Die georgische Abgeordnete beschuldigte Trump auch, die Todesschläge, die sie und ihre Familie seit ihrer öffentlichen Trennung vom Präsidenten erhalten haben, zu provozieren. Laut Greene trug eine der Todesschläge an ihren Sohn die Betreffzeile „Marjorie ‚Verräter‘ Greene“ – die unliebsame Bezeichnung, die der Präsident für die Abgeordnete hat.
„Das waren direkt von Präsident Trump gefeuerte Todesschläge,“ behauptete Greene.
TIME hat das Weiße Haus um einen Kommentar kontaktiert.
Greene ist nicht die einzige Republikanerin, die in letzter Zeit Trumps Zorn incurred hat.
Der republikanische Senator Rand Paul aus Kentucky, der in verschiedenen Fragen mit Trump im Streit ist, war der einzige republikanische Senator, der gegen einen Gesetzentwurf zur Beendigung der US-Regierungsschließung gestimmt hat. Die republikanischen Abgeordneten Thomas Massie aus Kentucky und Greg Steube aus Florida stimmten ebenfalls gegen den Entwurf, als der zu ihnen kam. Trump bezeichnete Paul und Massie später als „Lumpen“.
Paul hat Trumps jüngste Äußerungen über die Demokraten kritisiert, nachdem der Präsident sechs Demokraten bezeichnet hatte, die Soldaten und die Geheimdienstcommunity aufgefordert hatten, ungesetzliche Befehle zu ignorieren. Trump bezeichnete sie als „seditär“ und sagte, dass ein solches Verhalten „mit dem Tod bestraft“ werden soll.
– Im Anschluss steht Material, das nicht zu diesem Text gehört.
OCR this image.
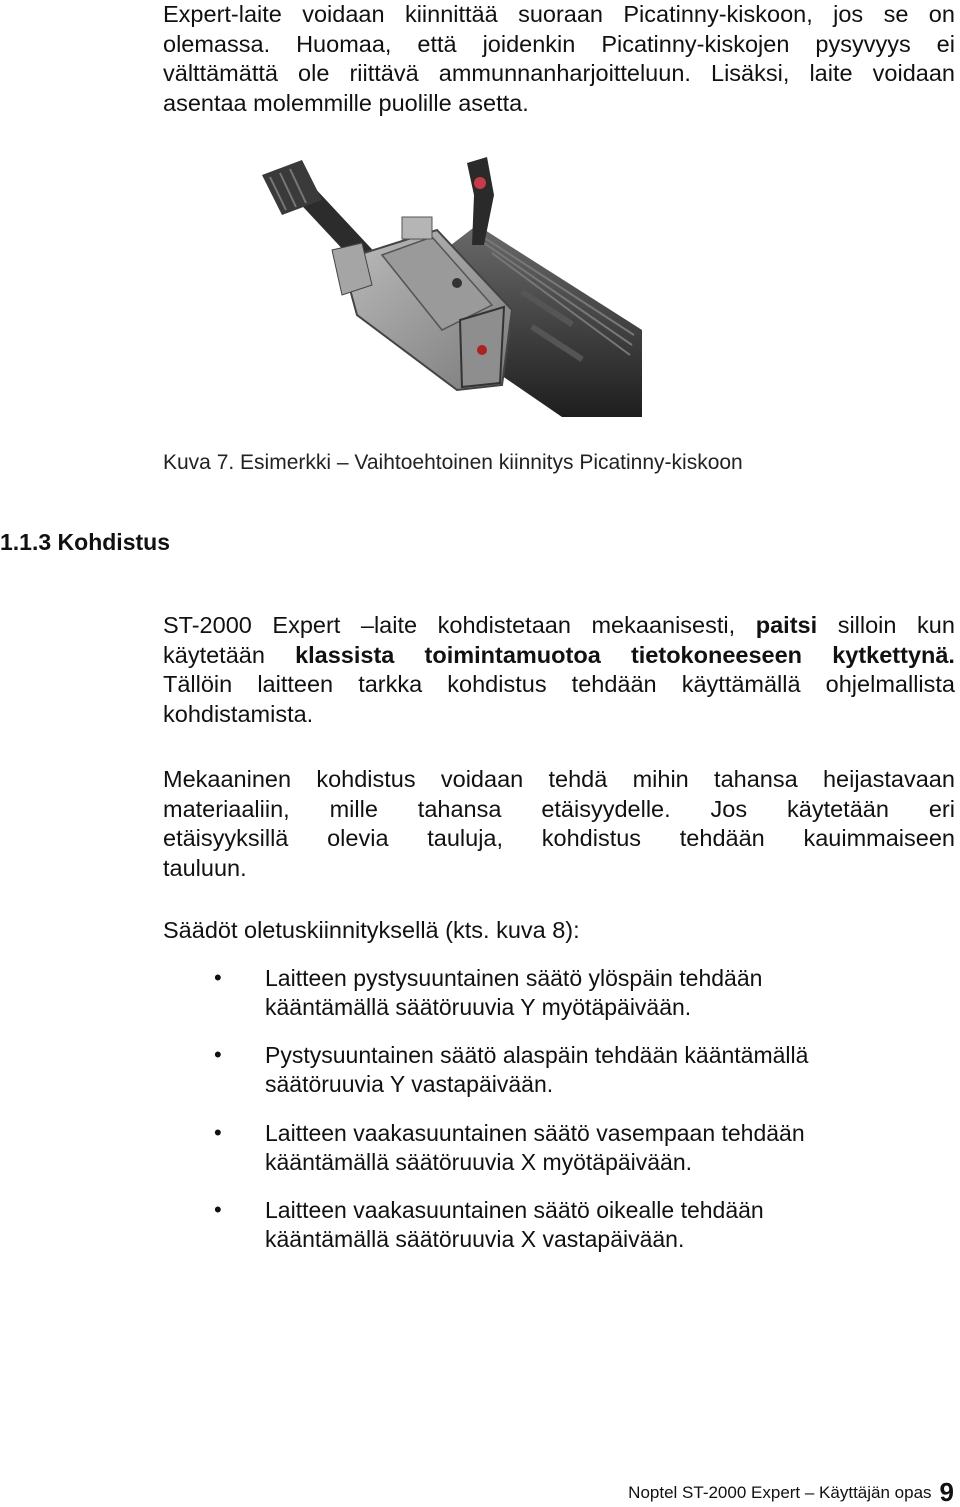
Expert-laite voidaan kiinnittää suoraan Picatinny-kiskoon, jos se on
olemassa. Huomaa, että joidenkin Picatinny-kiskojen pysyvyys ei
välttämättä ole riittävä ammunnanharjoitteluun. Lisäksi, laite voidaan
asentaa molemmille puolille asetta.
Kuva 7. Esimerkki – Vaihtoehtoinen kiinnitys Picatinny-kiskoon
1.1.3 Kohdistus
ST-2000 Expert –laite kohdistetaan mekaanisesti, paitsi silloin kun
käytetään klassista toimintamuotoa tietokoneeseen kytkettynä.
Tällöin laitteen tarkka kohdistus tehdään käyttämällä ohjelmallista
kohdistamista.
Mekaaninen kohdistus voidaan tehdä mihin tahansa heijastavaan
materiaaliin, mille tahansa etäisyydelle. Jos käytetään eri
etäisyyksillä olevia tauluja, kohdistus tehdään kauimmaiseen
tauluun.
Säädöt oletuskiinnityksellä (kts. kuva 8):
• Laitteen pystysuuntainen säätö ylöspäin tehdään
kääntämällä säätöruuvia Y myötäpäivään.
• Pystysuuntainen säätö alaspäin tehdään kääntämällä
säätöruuvia Y vastapäivään.
• Laitteen vaakasuuntainen säätö vasempaan tehdään
kääntämällä säätöruuvia X myötäpäivään.
• Laitteen vaakasuuntainen säätö oikealle tehdään
kääntämällä säätöruuvia X vastapäivään.
Noptel ST-2000 Expert – Käyttäjän opas 9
Während eines Auftritts auf CBS‘ Face the Nation am 23. November kommentierte Paul Trumps Äußerungen als „waghalsig, unangebracht, verantwortungslos“.
Der republikanische Senator hat auch die in der Karibik durchgeführten Militärschläge kritisiert, die die Trump-Administration für notwendig hält, um die Drogenströme in die USA einzudämmen. Paul sagte, er sehe eine mögliche „Spaltung und Zerrüttung der Bewegung, die den Präsidenten unterstützt“, wenn die umstrittenen Angriffe fortgesetzt würden.